The COPV in question was holding pressurised nitrogen in its gaseous state, when it ruptured. There are multiple COPVs within the Starship payload bay, and significantly, they are located close together and have propellant feed lines running between them to serve the vehicle’s header tanks up in its nose – the tanks that are intended to provide propellants to the vehicle’s motors during atmospheric descent and capture manoeuvres.

The running theory is that the rupture of one COPV may have over-pressured the vehicle hull and compromised others COPV units and the header tanks propellant feeds, and compromised the main propellants tanks, bringing the 10% load of liquid methane the vehicle had aboard at the time of the explosion and the almost full load of liquid oxygen the vehicle had into contract with a source of ignition.

Interestingly, a whistleblower had in May raised concerns about a lack of professionalism at the Starbase site relating to how crews charged with assembling vehicles there treated the COPVs with a lack of respect, although it is far too earlier to say if his statements reflect ate actual state-of-play and if so, whether such poor handling was a factor in the explosion.

 What is clear is that there was significant damage done to the Massey Test Facility itself, notably to the infrastructure required to feed propellants to Starship vehicles undergoing testing there – the facility now being the only facility where such pre-flight testing of Starship vehicles can occur.

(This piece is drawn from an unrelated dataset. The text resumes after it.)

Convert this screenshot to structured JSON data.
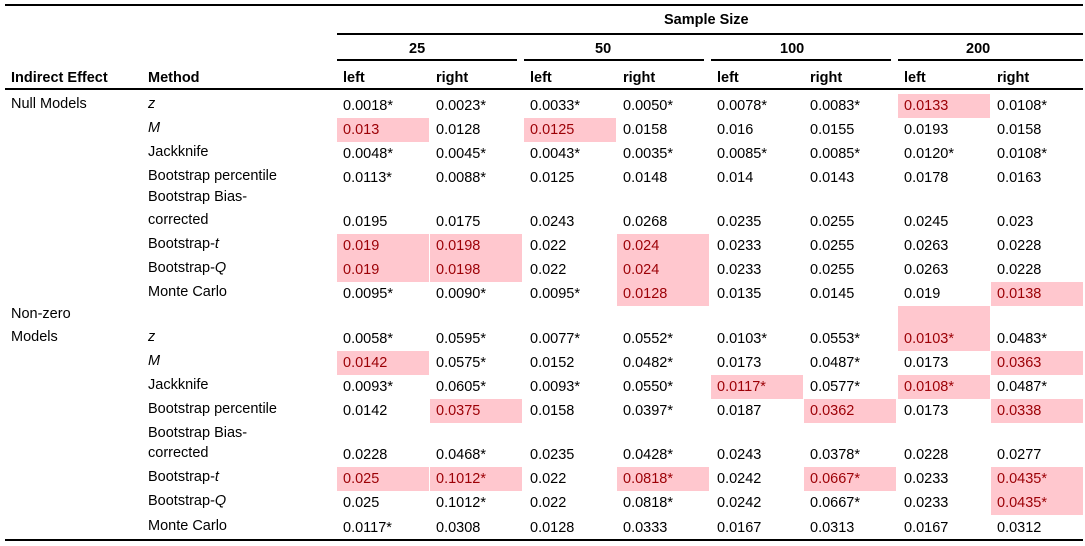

As such it is likely to be some time before there are any further attempts to launch Starship / Super Heavy test articles.

China Completes Anticipated On-Orbit Rendezvous

As previewed in my previous Space Sunday update, China has completed an on-orbit rendezvous between two remote vehicles operating in geostationary orbit.

As noted in that article, China is developing the means to carry out high-orbit rendezvous capabilities, with the intention of developing a means of extending the operational life of their various satellites. Both Shijian-21, launched in 2021, and Shijian-25, launches earlier this year, have been moving towards you another since the start of the month. Initially, Shijian-25 manoeuvred towards Shijian-21, the latter having been in a parking orbit for a number of years after a busy early life, which included hauling a defunct communications satellite to a graveyard orbit.

An initial rendezvous between the two had been expected sometime after June 12th, but at the time of my last article, it wasn’t clear if it had actually taken place. However, it appears that both vehicles made contact on both June 13th and June 14th, or at least came very close to making contact. The aim of Shijian-25 is to provide a refuelling capability for satellites, which Shijian-21 is liable to require given its very active early on-orbit career. Success, if not already achieved, would and put China on an even footing with the United States in terms of on-orbit capabilities.